Taipei’s Presidential Office Building has housed the offices of the president and his staff since 1949. The stunning colonial-style building was constructed in 1919 to serve as the Japanese occupation headquarters but was severely damaged by bombing during World War II. The entire structure was rebuilt in 1946 in the same style as the original, and its distinctive brickwork is an excellent example of Japanese-era architecture in Taiwan.
The five-story red brick building has an eleven-floor tower at its center. At the time it was built, it was the tallest building in Taipei. On weekday mornings, the Presidential Office Building is open for tours, giving visitors the chance to see exactly where the president works. Even if you don’t take the tour, it’s worth stopping by just to see the building’s facade.
White sandy beaches and swaying palms are perhaps not the first things that come to mind when you think of Taiwan, but that’s exactly what you’ll find in the Kenting National Park. This natural treasure has some of the best surf beaches in the region, as well as diving, jet-skiing and lots of other seaside fun.
The park’s beautiful scenic landscapes, with dramatic rocky outcrops, lush jungles and cliffs offering outstanding views over the sea and shoreline, make this a popular hiking destination.

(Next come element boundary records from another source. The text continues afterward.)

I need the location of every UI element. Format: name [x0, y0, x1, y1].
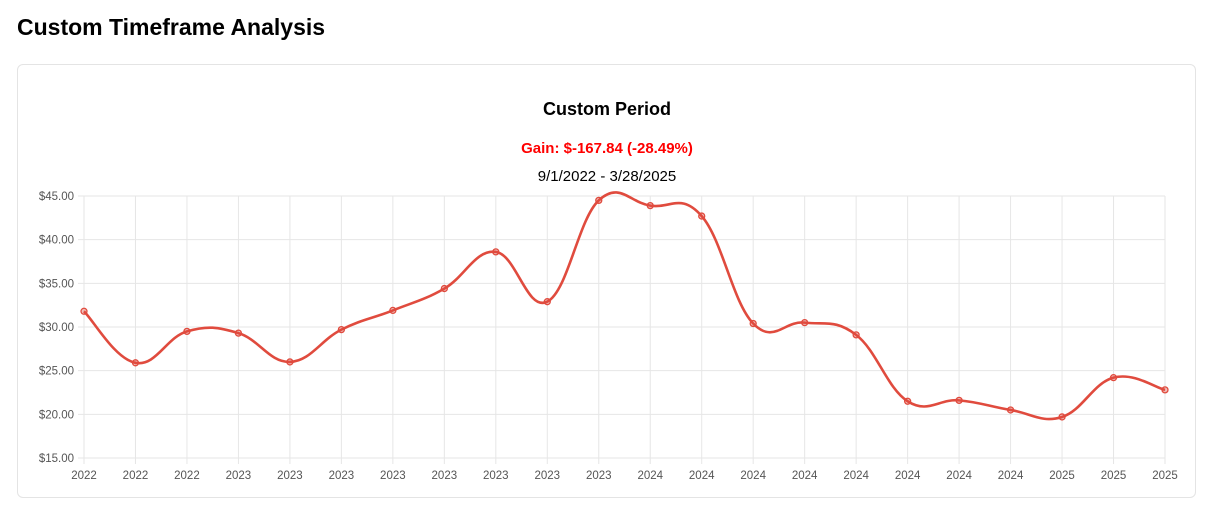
x-tick-label: 2024	[843, 470, 869, 482]
x-tick-label: 2023	[534, 470, 560, 482]
data-point[interactable]	[1109, 374, 1118, 382]
x-tick-label: 2022	[174, 470, 200, 482]
data-point[interactable]	[1058, 413, 1066, 421]
data-point[interactable]	[698, 212, 706, 220]
x-tick-label: 2025	[1101, 470, 1127, 482]
x-tick-label: 2024	[895, 470, 921, 482]
x-tick-label: 2025	[1152, 470, 1178, 482]
plot-area: $15.00 $20.00 $25.00 $30.00 $35.00 $40.00 $45.…	[39, 191, 1178, 482]
x-tick-label: 2022	[71, 470, 97, 482]
data-point[interactable]	[440, 284, 448, 293]
x-tick-label: 2024	[998, 470, 1024, 482]
data-point[interactable]	[183, 327, 191, 336]
x-tick-label: 2023	[432, 470, 458, 482]
data-point[interactable]	[80, 307, 88, 315]
y-tick-label: $15.00	[39, 453, 74, 465]
data-point[interactable]	[234, 329, 243, 337]
x-tick-label: 2022	[123, 470, 149, 482]
data-point[interactable]	[646, 201, 654, 210]
data-point[interactable]	[749, 319, 757, 328]
y-tick-label: $40.00	[39, 235, 74, 247]
series-line	[83, 191, 1166, 421]
y-tick-label: $25.00	[39, 366, 74, 378]
x-tick-label: 2023	[277, 470, 303, 482]
data-point[interactable]	[389, 306, 397, 315]
x-tick-label: 2024	[637, 470, 663, 482]
data-point[interactable]	[801, 318, 809, 327]
data-point[interactable]	[852, 331, 860, 339]
date-range: 9/1/2022 - 3/28/2025	[538, 168, 676, 185]
x-tick-label: 2024	[792, 470, 818, 482]
data-point[interactable]	[492, 248, 500, 256]
page-title: Custom Timeframe Analysis	[17, 14, 326, 40]
data-point[interactable]	[903, 397, 912, 405]
data-point[interactable]	[337, 325, 346, 334]
y-tick-label: $35.00	[39, 278, 74, 290]
x-tick-label: 2023	[483, 470, 509, 482]
x-tick-label: 2023	[586, 470, 612, 482]
data-point[interactable]	[1006, 406, 1015, 414]
x-tick-label: 2023	[226, 470, 252, 482]
x-tick-label: 2023	[329, 470, 355, 482]
chart-card: Custom Period Gain: $-167.84 (-28.49%) 9…	[17, 64, 1196, 498]
data-point[interactable]	[131, 359, 140, 367]
x-tick-label: 2025	[1049, 470, 1075, 482]
data-point[interactable]	[543, 298, 551, 306]
x-tick-label: 2024	[689, 470, 715, 482]
line-chart: Custom Period Gain: $-167.84 (-28.49%) 9…	[39, 99, 1178, 482]
data-point[interactable]	[1161, 386, 1169, 394]
gain-summary: Gain: $-167.84 (-28.49%)	[521, 140, 693, 157]
chart-title: Custom Period	[543, 99, 671, 119]
data-point[interactable]	[595, 196, 603, 205]
y-tick-label: $30.00	[39, 322, 74, 334]
x-tick-label: 2024	[740, 470, 766, 482]
x-tick-label: 2023	[380, 470, 406, 482]
x-tick-label: 2024	[946, 470, 972, 482]
y-tick-label: $20.00	[39, 409, 74, 421]
data-point[interactable]	[286, 358, 294, 366]
data-point[interactable]	[955, 396, 963, 405]
y-tick-label: $45.00	[39, 191, 74, 203]
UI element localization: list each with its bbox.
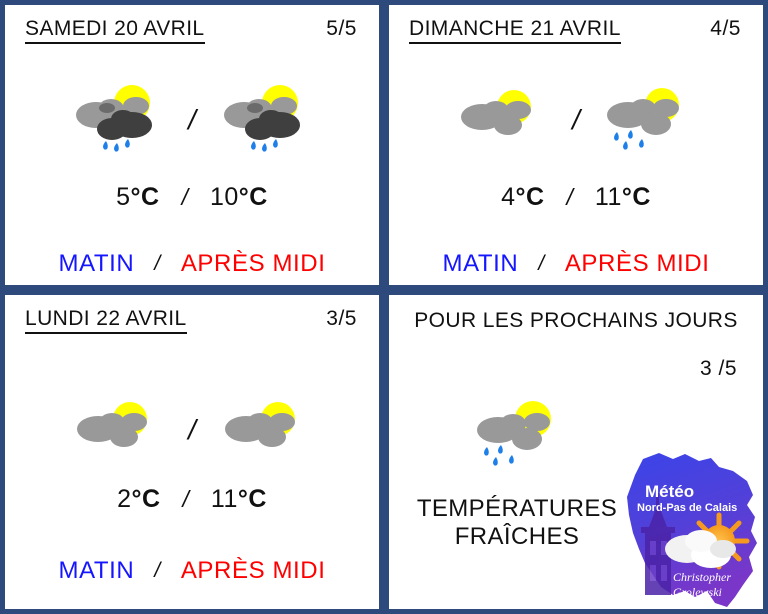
logo-brand-text: Météo [645, 482, 694, 501]
temperature-row: 5°C / 10°C [5, 183, 379, 212]
daypart-separator: / [154, 252, 161, 275]
forecast-panel-sunday[interactable]: DIMANCHE 21 AVRIL 4/5 / [389, 5, 763, 285]
temperature-separator: / [181, 184, 188, 210]
belfry-tower-icon [641, 493, 675, 595]
sun-behind-dark-rain-cloud-icon [222, 81, 310, 163]
afternoon-temperature: 11°C [594, 183, 651, 211]
panel-rating: 5/5 [326, 17, 357, 40]
temperature-row: 4°C / 11°C [389, 183, 763, 212]
panel-header: LUNDI 22 AVRIL 3/5 [5, 295, 379, 334]
outlook-heading: POUR LES PROCHAINS JOURS [414, 309, 738, 332]
panel-rating: 3/5 [326, 307, 357, 330]
daypart-separator: / [154, 559, 161, 582]
sun-behind-cloud-icon [222, 391, 310, 473]
logo-signature-line2: Grolewski [673, 585, 722, 599]
panel-title: DIMANCHE 21 AVRIL [409, 17, 621, 44]
morning-temperature: 2°C [117, 485, 161, 513]
forecast-panel-saturday[interactable]: SAMEDI 20 AVRIL 5/5 / [5, 5, 379, 285]
outlook-summary: TEMPÉRATURES FRAÎCHES [397, 495, 637, 552]
icon-separator: / [188, 104, 196, 135]
sun-behind-cloud-icon [458, 81, 546, 163]
sun-behind-dark-rain-cloud-icon [74, 81, 162, 163]
degree-unit: °C [621, 183, 651, 211]
sun-behind-rain-cloud-icon [475, 395, 567, 481]
daypart-row: MATIN / APRÈS MIDI [5, 250, 379, 278]
temperature-row: 2°C / 11°C [5, 485, 379, 514]
degree-unit: °C [130, 183, 160, 211]
forecast-panel-monday[interactable]: LUNDI 22 AVRIL 3/5 / [5, 295, 379, 609]
weather-icon-row: / [5, 81, 379, 163]
afternoon-label: APRÈS MIDI [564, 250, 710, 277]
temperature-separator: / [182, 486, 189, 512]
meteo-nord-pas-de-calais-logo[interactable]: Météo Nord-Pas de Calais [615, 445, 763, 609]
afternoon-temperature: 11°C [210, 485, 267, 513]
degree-unit: °C [237, 485, 267, 513]
icon-separator: / [188, 414, 196, 445]
degree-unit: °C [131, 485, 161, 513]
panel-rating: 4/5 [710, 17, 741, 40]
weather-icon-row: / [389, 81, 763, 163]
icon-separator: / [572, 104, 580, 135]
panel-title: SAMEDI 20 AVRIL [25, 17, 205, 44]
weather-icon-row: / [5, 391, 379, 473]
morning-label: MATIN [58, 557, 135, 584]
morning-label: MATIN [58, 250, 135, 277]
morning-temperature: 4°C [501, 183, 545, 211]
afternoon-label: APRÈS MIDI [180, 557, 326, 584]
logo-signature-line1: Christopher [673, 570, 731, 584]
logo-region-text: Nord-Pas de Calais [637, 502, 737, 514]
outlook-rating: 3 /5 [699, 357, 737, 380]
daypart-row: MATIN / APRÈS MIDI [389, 250, 763, 278]
afternoon-temperature: 10°C [209, 183, 268, 211]
sun-behind-rain-cloud-icon [606, 81, 694, 163]
degree-unit: °C [515, 183, 545, 211]
morning-temperature: 5°C [116, 183, 160, 211]
panel-title: LUNDI 22 AVRIL [25, 307, 187, 334]
panel-header: DIMANCHE 21 AVRIL 4/5 [389, 5, 763, 44]
outlook-summary-line2: FRAÎCHES [454, 523, 580, 551]
afternoon-label: APRÈS MIDI [180, 250, 326, 277]
daypart-separator: / [538, 252, 545, 275]
daypart-row: MATIN / APRÈS MIDI [5, 557, 379, 585]
degree-unit: °C [238, 183, 268, 211]
outlook-summary-line1: TEMPÉRATURES [416, 495, 618, 522]
outlook-panel[interactable]: POUR LES PROCHAINS JOURS 3 /5 TEMPÉRATUR… [389, 295, 763, 609]
logo-cloud-icon [665, 530, 736, 568]
temperature-separator: / [566, 184, 573, 210]
morning-label: MATIN [442, 250, 519, 277]
sun-behind-cloud-icon [74, 391, 162, 473]
panel-header: SAMEDI 20 AVRIL 5/5 [5, 5, 379, 44]
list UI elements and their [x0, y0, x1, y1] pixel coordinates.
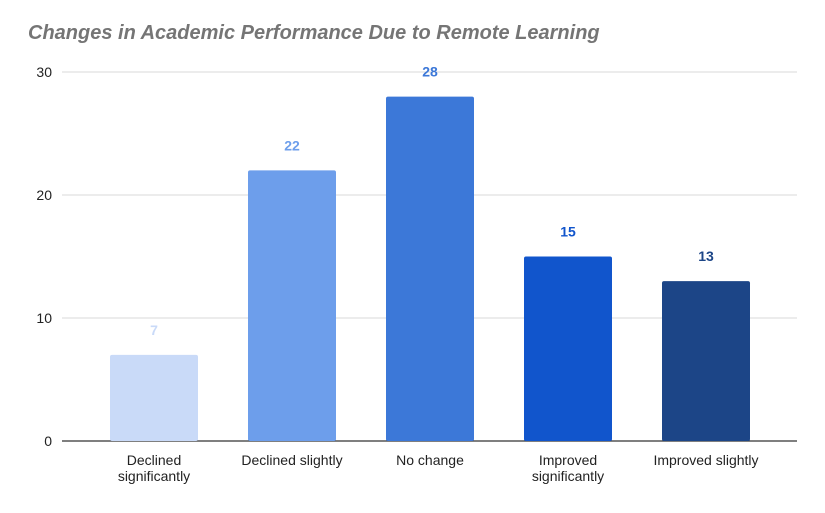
bar — [386, 96, 474, 441]
data-label: 28 — [422, 64, 438, 80]
bars-layer — [110, 96, 750, 441]
x-tick-label: Declined — [127, 452, 181, 468]
x-tick-label: significantly — [118, 468, 190, 484]
x-tick-label: significantly — [532, 468, 604, 484]
y-tick-label: 0 — [44, 433, 52, 449]
chart-title: Changes in Academic Performance Due to R… — [28, 22, 600, 44]
data-label: 7 — [150, 322, 158, 338]
data-label: 22 — [284, 137, 300, 153]
bar — [524, 256, 612, 441]
bar — [662, 281, 750, 441]
x-tick-label: Improved slightly — [653, 452, 758, 468]
labels-layer: 01020307Declinedsignificantly22Declined … — [36, 64, 758, 484]
x-tick-label: Declined slightly — [241, 452, 342, 468]
bar — [110, 354, 198, 441]
x-tick-label: Improved — [539, 452, 597, 468]
bar — [248, 170, 336, 441]
data-label: 13 — [698, 248, 714, 264]
y-tick-label: 10 — [36, 310, 52, 326]
data-label: 15 — [560, 224, 576, 240]
y-tick-label: 30 — [36, 64, 52, 80]
x-tick-label: No change — [396, 452, 464, 468]
y-tick-label: 20 — [36, 187, 52, 203]
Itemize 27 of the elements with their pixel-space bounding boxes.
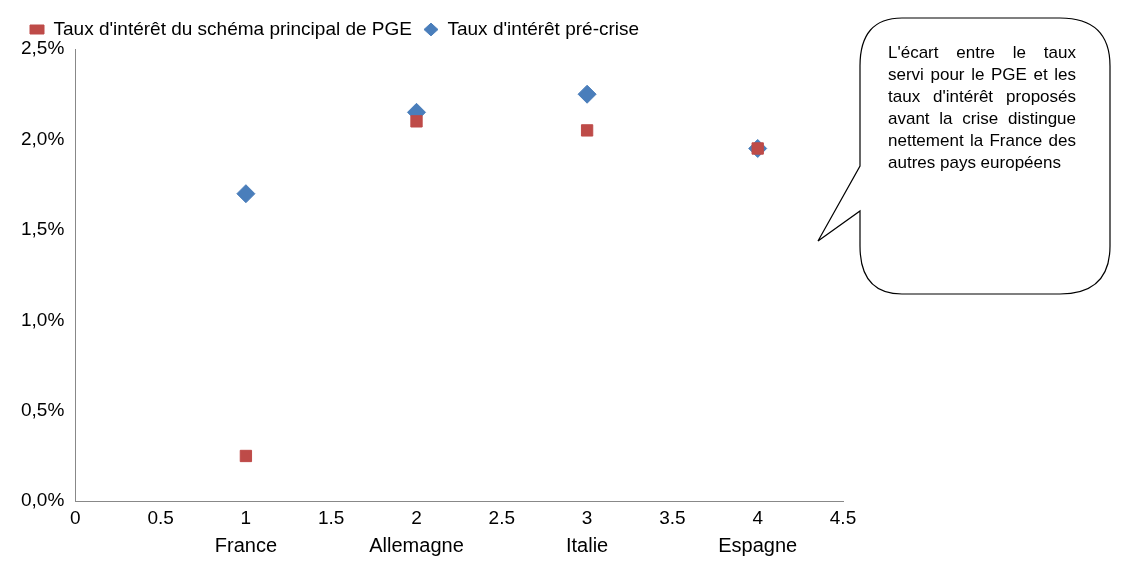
x-tick-label: 1	[240, 506, 252, 528]
legend-label: Taux d'intérêt du schéma principal de PGE	[53, 17, 412, 39]
y-tick-label: 1,5%	[20, 218, 65, 240]
text: Allemagne	[369, 533, 464, 556]
text: France	[214, 533, 278, 556]
y-tick-label: 2,5%	[20, 37, 65, 59]
text: Espagne	[718, 533, 798, 556]
x-tick-label: 3.5	[659, 506, 686, 528]
legend-label: Taux d'intérêt pré-crise	[447, 17, 640, 39]
x-tick-label: 0	[70, 506, 81, 528]
point	[580, 124, 594, 137]
y-tick-label: 0,5%	[20, 398, 65, 420]
point	[410, 115, 423, 128]
x-tick-label: 2.5	[488, 506, 516, 528]
y-tick-label: 2,0%	[20, 127, 65, 149]
x-tick-label: 3	[581, 506, 593, 528]
x-tick-label: 1.5	[317, 506, 345, 528]
x-tick-label: 4.5	[829, 506, 857, 528]
y-tick-label: 0,0%	[20, 489, 65, 511]
x-tick-label: 4	[752, 506, 764, 528]
point	[236, 184, 256, 204]
x-tick-label: 2	[411, 506, 422, 528]
point	[239, 449, 253, 463]
text: Italie	[565, 533, 609, 556]
x-tick-label: 0.5	[147, 506, 174, 528]
point	[577, 84, 597, 104]
y-tick-label: 1,0%	[20, 308, 65, 330]
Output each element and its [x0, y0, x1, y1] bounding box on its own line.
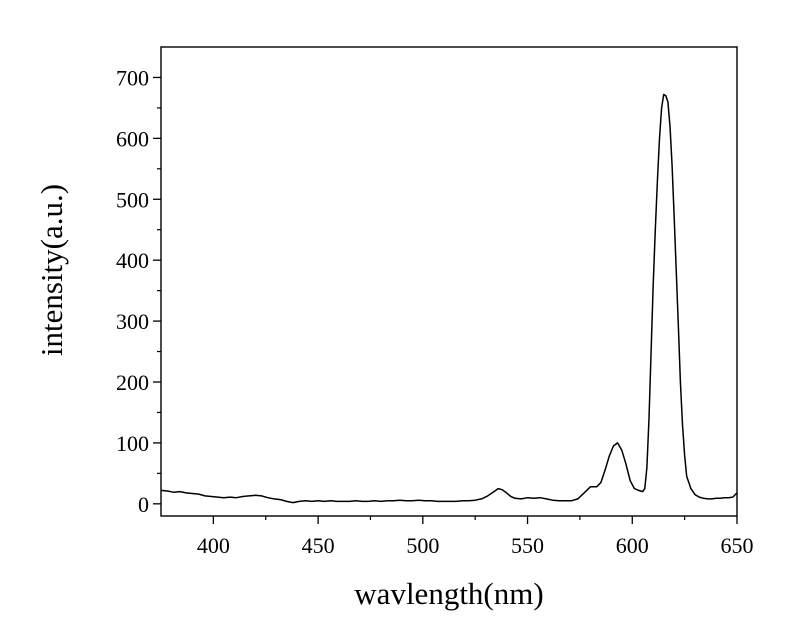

Visit traditional fishing villages during the day and at night enjoy the numerous dining options and night markets in the area’s towns.
Tucked in the hills, just beyond Taipei city limits, lies popular Elephant Mountain—a natural network of trekking trails and walking paths that lead to some of the area’s most epic views.
Travelers willing to climb the dozens of steep steps along the Xiangshan Hiking Trail will be greeted by an uninterrupted look at the city skyline, including the towering Taipei 101. Visitors agree it’s one of the best in the area, and easy access from downtown makes it a perfect day trip for visitors looking to escape the urban jungle while still keeping it within view.